Una película de mierda
En la mejor comedia del año, me refiero a Damas en guerra, hay una escena llena de salvajismo propia de esos humanistas de la escatología que son los Hermanos Farrelly. En realidad los Hermanos ya no hacen cosas así, y la visión sugerida de varias damas ataviadas de fiesta vomitando y desgraciándose en plena calle de Damas en guerra luce como un exabrupto venido desde otro mundo, más teniendo en cuenta el andamiaje de comicidad melancólica sobre el que está construida la película de Feig/Wiig. En La vida en tiempos difíciles –extraña versión local del más que traducible título original en inglés– no hay ni por asomo una escena parecida. Lo que en Damas en guerra se exterioriza, se vuelve un puño de comedia soez, ajeno por completo a toda elegancia y buenas costumbres y que termina estallando de modo casi literal ante los ojos de los espectadores, en la comedia “independiente” de Todd Solondz, esta película anémica, literaria e ingenuamente provocadora, se guarda para sí, con un pudor programado e inocuo en términos dramáticos.
Si la primera representa una de las formas felices de la comedia americana industrial, honesta hasta lo conmovedor en sus intenciones y yerros y transparente en su ejecución laboriosa y esmerada, La vida en tiempos difíciles viene a hablar en nombre de la “comedia de autor” o comedia gourmet. Donde la estrella Kristen Wiig –la espléndida alma mater de Damas en guerra–, en fin, desborda la película en cada plano, la retuerce como un trapo, la doblega con una vitalidad que es más brillante y evidente cuanto más se intuye a sí misma como el reverso de una tristeza que se insinúa detrás de su cara de payasa, en Solondz se trata todo el tiempo de hacer ver la mano del titiritero que dirige este espectáculo vacío: el hacedor, el demiurgo satisfecho de las penurias habladas de sus personajes que organiza el material con método y autoindulgencia, confiado en que la reputación de su película Felicidad lo precede y le otorga, por inercia, un crédito de importancia a esta astuta continuación que es La vida en tiempos difíciles.

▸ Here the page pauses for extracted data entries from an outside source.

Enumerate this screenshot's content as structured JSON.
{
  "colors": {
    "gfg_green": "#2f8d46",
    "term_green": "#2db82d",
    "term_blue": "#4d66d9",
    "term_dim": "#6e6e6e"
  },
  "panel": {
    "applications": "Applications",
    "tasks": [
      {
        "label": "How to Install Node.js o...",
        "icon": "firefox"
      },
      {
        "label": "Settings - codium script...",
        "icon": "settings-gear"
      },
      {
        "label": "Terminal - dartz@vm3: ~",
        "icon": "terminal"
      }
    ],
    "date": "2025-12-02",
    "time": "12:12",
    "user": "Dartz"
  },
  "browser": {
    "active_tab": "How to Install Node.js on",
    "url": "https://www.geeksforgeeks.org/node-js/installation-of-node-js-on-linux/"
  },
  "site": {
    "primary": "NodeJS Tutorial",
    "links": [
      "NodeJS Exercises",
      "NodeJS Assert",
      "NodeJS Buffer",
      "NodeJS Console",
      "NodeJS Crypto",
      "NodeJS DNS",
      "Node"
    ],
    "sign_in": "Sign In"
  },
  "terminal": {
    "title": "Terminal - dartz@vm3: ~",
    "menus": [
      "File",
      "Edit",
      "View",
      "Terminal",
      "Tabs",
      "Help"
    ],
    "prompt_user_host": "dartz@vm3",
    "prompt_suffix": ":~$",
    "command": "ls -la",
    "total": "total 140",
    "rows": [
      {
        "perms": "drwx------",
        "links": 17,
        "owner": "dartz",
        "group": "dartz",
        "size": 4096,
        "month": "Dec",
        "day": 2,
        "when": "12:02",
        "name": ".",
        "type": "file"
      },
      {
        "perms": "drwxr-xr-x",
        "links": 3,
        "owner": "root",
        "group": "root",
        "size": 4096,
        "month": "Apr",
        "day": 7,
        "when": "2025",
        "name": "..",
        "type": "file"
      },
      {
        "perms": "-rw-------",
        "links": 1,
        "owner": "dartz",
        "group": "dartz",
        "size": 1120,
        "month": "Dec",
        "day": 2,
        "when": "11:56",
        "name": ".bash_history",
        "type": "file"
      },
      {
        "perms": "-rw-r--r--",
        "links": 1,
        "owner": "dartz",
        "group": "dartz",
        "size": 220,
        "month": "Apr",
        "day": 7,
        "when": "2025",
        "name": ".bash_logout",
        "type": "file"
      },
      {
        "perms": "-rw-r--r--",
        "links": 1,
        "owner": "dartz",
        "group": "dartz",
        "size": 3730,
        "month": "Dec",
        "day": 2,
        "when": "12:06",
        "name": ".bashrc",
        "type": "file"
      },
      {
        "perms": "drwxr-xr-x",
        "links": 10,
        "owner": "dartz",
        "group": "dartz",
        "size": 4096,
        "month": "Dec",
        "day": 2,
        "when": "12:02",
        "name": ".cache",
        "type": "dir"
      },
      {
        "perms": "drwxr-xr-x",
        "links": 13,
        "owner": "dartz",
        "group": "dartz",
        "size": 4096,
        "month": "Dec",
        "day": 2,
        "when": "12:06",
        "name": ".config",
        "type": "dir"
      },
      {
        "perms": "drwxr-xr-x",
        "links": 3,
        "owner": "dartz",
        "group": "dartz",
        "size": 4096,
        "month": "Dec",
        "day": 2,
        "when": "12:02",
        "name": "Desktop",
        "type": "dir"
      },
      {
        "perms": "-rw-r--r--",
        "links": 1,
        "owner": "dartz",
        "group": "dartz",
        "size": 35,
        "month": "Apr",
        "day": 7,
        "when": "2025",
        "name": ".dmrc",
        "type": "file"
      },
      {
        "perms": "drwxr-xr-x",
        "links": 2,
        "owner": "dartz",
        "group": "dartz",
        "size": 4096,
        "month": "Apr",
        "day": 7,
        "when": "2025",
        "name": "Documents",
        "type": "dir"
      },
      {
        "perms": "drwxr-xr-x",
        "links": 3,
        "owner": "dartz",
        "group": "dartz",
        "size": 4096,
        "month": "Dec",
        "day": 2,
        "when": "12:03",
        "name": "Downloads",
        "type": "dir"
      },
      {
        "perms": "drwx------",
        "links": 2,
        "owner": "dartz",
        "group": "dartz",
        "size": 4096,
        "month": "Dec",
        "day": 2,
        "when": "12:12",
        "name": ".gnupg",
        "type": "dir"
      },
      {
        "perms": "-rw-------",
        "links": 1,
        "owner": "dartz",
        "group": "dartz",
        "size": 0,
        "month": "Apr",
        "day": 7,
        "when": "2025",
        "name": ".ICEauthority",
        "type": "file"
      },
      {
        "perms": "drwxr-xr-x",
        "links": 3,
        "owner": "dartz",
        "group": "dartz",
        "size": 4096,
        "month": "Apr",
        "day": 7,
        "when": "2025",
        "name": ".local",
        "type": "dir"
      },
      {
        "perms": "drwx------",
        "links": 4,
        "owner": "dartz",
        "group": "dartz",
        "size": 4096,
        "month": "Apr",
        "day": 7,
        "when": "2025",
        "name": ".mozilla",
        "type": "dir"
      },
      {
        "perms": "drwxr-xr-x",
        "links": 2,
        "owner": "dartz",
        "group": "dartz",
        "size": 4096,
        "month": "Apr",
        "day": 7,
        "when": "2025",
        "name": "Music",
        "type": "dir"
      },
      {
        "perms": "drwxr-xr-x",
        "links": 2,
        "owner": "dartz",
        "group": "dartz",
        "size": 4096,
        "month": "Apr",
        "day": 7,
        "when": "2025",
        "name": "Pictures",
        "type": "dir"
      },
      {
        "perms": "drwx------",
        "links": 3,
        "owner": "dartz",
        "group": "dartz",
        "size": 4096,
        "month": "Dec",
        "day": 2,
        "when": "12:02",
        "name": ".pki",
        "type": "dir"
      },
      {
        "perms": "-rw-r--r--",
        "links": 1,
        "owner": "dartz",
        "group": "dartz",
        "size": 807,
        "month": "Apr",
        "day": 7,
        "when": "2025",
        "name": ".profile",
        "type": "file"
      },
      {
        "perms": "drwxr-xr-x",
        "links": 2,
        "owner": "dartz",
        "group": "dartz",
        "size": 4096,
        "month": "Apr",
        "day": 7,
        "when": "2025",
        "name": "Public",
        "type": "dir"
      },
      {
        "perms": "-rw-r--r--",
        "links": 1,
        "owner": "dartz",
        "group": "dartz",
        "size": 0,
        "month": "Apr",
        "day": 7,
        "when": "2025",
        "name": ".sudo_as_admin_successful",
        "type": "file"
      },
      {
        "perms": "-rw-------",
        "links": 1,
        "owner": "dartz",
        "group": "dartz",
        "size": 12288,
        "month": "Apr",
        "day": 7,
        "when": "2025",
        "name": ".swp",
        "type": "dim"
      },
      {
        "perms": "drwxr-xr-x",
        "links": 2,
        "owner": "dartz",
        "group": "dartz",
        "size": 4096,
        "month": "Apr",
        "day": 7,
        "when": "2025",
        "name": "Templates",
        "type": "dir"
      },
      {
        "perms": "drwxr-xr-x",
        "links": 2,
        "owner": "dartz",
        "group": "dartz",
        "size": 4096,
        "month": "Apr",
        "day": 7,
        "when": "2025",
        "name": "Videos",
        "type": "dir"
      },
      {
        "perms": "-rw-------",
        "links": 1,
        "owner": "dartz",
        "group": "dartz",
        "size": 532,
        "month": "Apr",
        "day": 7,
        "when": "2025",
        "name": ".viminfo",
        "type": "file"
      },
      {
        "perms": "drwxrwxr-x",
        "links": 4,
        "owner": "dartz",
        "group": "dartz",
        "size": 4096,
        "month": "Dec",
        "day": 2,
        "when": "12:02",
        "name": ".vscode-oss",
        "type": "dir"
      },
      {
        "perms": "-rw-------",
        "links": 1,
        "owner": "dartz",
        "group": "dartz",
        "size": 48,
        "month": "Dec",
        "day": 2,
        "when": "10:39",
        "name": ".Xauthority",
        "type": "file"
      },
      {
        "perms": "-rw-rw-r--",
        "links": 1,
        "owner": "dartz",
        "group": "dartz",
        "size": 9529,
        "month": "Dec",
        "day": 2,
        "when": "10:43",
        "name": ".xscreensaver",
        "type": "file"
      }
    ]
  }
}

Se trata prácticamente de dos modelos en pugna, dos modos de lo cómico y de la representación del mundo. Lo notable es que a veces las películas industriales americanas pueden resultar mucho más flexibles y libres que aquellas que vienen con un autor detrás. El cine americano llamado independiente suele no esquivar el dolor, pero en esta oportunidad el apagado desfile de figuras fantasmales, de rostros que rompen en llanto, de perversos redimidos y de suicidas en potencia de Solondz se limita a invocarlo profusamente como si fuera una falla ontológica de lo humano, el modo ineludible en el que sus pobres criaturas teledirigidas se ven obligadas a estar en el mundo. El director juega todas sus cartas al desgarro interno, a una tragedia remota cuyos ecos se encargan de moldear con saña a los protagonistas, pero es incapaz de insuflares algo de vida y no puede evitar hacerlos caer en la reiteración y hasta en la caricatura involuntaria.
El humor de Solondz consiste en que sus personajes se confiesen cosas atroces o interpreten al pie de la letra los signos de la convivencia y de la sociabilidad. Esto da lugar a más desesperación y más martirio que el espectador debe interpretar como las formas sublimes y contundentes de una “comedia de la vida”. Sucede que, en realidad, los gestos de entomólogo al paso del director se revelan pronto como pura impostura y acaban perdiéndose en el postulado banal de que toda vida contiene un infierno sin salida. Mientras, las referencias a la voladura de las Torres Gemelas o al terrorismo internacional aluden de modo espurio al mundo circundante y tratan de conectar a los personajes con un malestar de carácter específico. Pero en La vida en tiempos difíciles no hay exterior y por eso el mal se escribe con mayúsculas y no puede describirse visualmente como en las descalabradas desventuras físicas de Damas en guerra. Acá la mierda se queda guardada y se come a los personajes por dentro.